# Zero Output!!!!



## cweklund (Jan 1, 2018)

I have an older John Deere 4000 Watt generator with an 8 horsepower Briggs & Stratton motor. I finally got the motor running really good with a carburetor rebuild but now I have zero power coming out of the alternator it won't power up anything. I don't get it the thing is very rarely been used I would have thought it would have been just fine. Anybody have any suggestions on what I should do to troubleshoot it first? Thank you, cweklund


----------



## Handyhiker (Sep 29, 2016)

Testing the generator to chech the ststor and armature is simple. If both of those check out, the AVR is more then likely the problem. 
Disconnect the AVR and take the wires off the brush holder. With the generator running, put a volt meter on the brush wire tabs and take a reading. Then take a readind at the 4 wire connectiond from the rotor at the connection block. Post your readings. Be careful with the generator running. Don't get in a hurry and go slow.


----------



## thehandyman1957 (Feb 11, 2017)

Perhaps it needs a little field boost from a drill or some type of small motor?
https://hooktube.com/watch?v=sYBZrjeaDVc


----------



## cweklund (Jan 1, 2018)

Ok, first off I apologise for not getting back to this thread sooner, I don't get a signal where I live. Second, thank you for responding to my post!!...I really appreciate that. And this is going to sound stupid but what is an AVR? I will definitely check out the video and also attempt to test the field and armature. Some small engine repair guy was telling me that it's probably the board and good luck finding a new one. Anyway we'll see what happens and I'll post results when I'm finished. Thanks again, cweklund


----------



## Handyhiker (Sep 29, 2016)

An AVR is an "automatic voltage regulator". If you check e bay and Amazon they are easy to find.
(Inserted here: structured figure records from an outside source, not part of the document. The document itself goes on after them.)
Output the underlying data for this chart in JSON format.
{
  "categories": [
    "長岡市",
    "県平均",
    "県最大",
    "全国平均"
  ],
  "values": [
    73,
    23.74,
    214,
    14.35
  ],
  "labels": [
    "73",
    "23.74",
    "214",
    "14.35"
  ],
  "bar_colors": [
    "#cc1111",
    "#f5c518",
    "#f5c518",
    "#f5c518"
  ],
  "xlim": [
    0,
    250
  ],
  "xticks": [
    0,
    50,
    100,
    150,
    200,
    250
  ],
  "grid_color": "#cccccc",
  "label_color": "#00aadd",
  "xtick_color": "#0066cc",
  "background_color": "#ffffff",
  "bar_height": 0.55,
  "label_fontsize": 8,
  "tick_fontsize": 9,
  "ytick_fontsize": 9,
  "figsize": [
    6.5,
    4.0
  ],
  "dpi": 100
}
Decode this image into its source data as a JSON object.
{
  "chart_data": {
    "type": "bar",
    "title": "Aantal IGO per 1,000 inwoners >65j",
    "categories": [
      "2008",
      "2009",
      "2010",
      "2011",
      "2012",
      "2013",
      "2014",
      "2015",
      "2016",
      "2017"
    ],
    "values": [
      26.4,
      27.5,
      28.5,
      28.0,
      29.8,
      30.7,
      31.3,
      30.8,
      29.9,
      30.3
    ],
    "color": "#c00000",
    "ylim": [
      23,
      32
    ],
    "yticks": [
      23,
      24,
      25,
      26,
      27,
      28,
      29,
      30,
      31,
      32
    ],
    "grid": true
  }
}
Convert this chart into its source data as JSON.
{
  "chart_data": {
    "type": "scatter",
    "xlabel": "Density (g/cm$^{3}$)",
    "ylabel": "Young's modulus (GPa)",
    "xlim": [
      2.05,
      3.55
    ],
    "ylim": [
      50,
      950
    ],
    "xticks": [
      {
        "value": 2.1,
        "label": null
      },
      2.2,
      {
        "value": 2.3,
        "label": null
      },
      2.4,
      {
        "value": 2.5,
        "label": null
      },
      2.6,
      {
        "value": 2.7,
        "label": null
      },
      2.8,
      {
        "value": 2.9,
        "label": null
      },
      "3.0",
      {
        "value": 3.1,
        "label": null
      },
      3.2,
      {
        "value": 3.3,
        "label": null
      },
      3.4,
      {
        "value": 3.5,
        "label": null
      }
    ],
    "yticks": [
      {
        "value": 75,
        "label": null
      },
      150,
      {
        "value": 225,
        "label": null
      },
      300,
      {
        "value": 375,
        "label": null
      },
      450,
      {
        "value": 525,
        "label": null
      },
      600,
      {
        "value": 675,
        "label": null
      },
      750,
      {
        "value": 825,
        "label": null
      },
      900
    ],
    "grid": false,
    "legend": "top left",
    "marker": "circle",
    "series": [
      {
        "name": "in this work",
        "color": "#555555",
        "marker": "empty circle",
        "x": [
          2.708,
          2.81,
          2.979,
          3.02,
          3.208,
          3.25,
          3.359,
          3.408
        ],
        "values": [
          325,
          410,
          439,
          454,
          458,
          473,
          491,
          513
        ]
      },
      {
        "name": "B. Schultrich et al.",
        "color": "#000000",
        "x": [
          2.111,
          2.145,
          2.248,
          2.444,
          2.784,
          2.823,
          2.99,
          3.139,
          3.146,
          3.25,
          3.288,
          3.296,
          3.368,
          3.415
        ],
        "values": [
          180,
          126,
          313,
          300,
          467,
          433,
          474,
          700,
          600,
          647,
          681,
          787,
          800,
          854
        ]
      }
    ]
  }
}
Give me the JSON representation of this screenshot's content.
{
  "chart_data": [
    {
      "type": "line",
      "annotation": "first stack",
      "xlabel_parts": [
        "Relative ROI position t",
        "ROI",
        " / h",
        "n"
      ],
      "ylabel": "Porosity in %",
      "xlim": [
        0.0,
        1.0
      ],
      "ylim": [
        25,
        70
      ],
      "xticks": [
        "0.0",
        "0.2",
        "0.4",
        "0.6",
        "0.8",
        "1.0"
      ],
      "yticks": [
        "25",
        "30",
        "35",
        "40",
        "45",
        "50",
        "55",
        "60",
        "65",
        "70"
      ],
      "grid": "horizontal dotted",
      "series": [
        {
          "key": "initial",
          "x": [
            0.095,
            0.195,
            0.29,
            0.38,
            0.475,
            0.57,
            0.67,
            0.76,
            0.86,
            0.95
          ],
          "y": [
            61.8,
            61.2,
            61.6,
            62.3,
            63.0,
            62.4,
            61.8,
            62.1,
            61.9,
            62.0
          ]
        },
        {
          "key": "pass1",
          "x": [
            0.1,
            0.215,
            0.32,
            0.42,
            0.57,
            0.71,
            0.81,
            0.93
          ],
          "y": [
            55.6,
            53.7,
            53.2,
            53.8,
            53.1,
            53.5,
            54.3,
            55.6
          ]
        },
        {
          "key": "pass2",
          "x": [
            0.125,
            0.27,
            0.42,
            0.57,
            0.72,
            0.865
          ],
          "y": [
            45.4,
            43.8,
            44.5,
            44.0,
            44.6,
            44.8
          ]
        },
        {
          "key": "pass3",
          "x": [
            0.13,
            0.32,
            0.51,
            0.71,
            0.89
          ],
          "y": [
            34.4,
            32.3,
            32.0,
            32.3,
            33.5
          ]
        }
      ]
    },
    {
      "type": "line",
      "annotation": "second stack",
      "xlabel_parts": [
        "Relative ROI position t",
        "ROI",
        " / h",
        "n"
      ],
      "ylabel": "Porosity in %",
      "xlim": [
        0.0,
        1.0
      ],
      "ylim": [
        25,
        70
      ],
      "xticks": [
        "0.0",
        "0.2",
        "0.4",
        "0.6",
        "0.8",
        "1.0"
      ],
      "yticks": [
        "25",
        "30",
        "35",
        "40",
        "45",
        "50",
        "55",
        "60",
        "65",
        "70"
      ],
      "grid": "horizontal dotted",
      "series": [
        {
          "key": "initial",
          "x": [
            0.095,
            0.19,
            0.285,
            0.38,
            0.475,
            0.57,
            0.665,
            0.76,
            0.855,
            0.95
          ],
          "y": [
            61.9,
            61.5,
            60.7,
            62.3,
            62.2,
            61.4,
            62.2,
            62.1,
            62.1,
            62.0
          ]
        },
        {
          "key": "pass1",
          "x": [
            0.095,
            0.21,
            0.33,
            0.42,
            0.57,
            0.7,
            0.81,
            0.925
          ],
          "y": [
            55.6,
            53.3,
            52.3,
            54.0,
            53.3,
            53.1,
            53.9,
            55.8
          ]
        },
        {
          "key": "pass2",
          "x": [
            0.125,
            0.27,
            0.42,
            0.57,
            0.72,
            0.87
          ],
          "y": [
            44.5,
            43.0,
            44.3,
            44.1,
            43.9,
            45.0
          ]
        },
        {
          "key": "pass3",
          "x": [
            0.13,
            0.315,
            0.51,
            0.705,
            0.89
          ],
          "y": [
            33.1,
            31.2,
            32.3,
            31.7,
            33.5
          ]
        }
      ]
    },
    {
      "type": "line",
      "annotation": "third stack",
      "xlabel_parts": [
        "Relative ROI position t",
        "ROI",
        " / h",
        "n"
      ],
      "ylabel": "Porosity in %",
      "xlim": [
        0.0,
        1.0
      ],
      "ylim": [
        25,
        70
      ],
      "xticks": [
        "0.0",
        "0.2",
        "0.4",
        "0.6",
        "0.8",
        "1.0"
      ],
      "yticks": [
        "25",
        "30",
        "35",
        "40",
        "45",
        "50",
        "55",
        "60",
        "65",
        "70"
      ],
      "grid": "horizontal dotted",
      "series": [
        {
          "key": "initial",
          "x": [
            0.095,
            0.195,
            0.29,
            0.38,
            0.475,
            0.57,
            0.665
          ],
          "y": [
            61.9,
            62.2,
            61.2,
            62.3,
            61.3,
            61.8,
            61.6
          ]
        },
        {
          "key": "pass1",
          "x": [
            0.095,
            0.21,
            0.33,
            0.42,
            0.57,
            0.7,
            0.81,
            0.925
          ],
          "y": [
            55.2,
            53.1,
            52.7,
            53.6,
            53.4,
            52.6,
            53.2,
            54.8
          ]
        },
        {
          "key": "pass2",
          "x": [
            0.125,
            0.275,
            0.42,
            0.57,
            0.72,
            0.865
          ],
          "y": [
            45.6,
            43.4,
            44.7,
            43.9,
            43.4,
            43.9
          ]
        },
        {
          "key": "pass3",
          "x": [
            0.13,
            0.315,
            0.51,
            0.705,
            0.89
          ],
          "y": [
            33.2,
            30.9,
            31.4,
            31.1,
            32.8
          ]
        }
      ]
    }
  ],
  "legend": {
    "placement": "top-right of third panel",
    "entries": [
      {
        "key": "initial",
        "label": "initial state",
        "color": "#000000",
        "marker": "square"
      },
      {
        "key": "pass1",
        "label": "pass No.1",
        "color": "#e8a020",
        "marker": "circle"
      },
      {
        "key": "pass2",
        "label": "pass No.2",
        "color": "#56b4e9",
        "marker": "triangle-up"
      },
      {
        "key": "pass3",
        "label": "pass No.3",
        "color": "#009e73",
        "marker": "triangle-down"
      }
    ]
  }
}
Just match up your output and style/shape. Do the testing first and make sure you know what the problem is before you start buying parts. I will try and post a link to a video on how to test it.


----------



## Handyhiker (Sep 29, 2016)

Here is the video. 
https://youtu.be/tC_LrrZcx38


----------



## cweklund (Jan 1, 2018)

Handyhiker said:


> Here is the video.
> https://youtu.be/tC_LrrZcx38


. Thanks for the link handy hiker. I definitely appreciate it. I started to dig into it today and after watching the video you sent me my generator isn't like the one on the YouTube video or like the newer ones I guess. I can take the back cover off (4 long skinny bolts) but all there is is the brushes, the AVR is not there like the video describes. The AVR is got to be somewhere else in the alternator. Dang it!. I should have taken pictures but anyway I did put it back together and fired it up still no power. Thanks, Cody


----------



## cweklund (Jan 1, 2018)

Problem solved!!!! after a little probing around it was the GFCI that was bad. Slapped a plain ol' receptacle in and Bam.... POWER!!!!; thanks for the help, cweklund


----------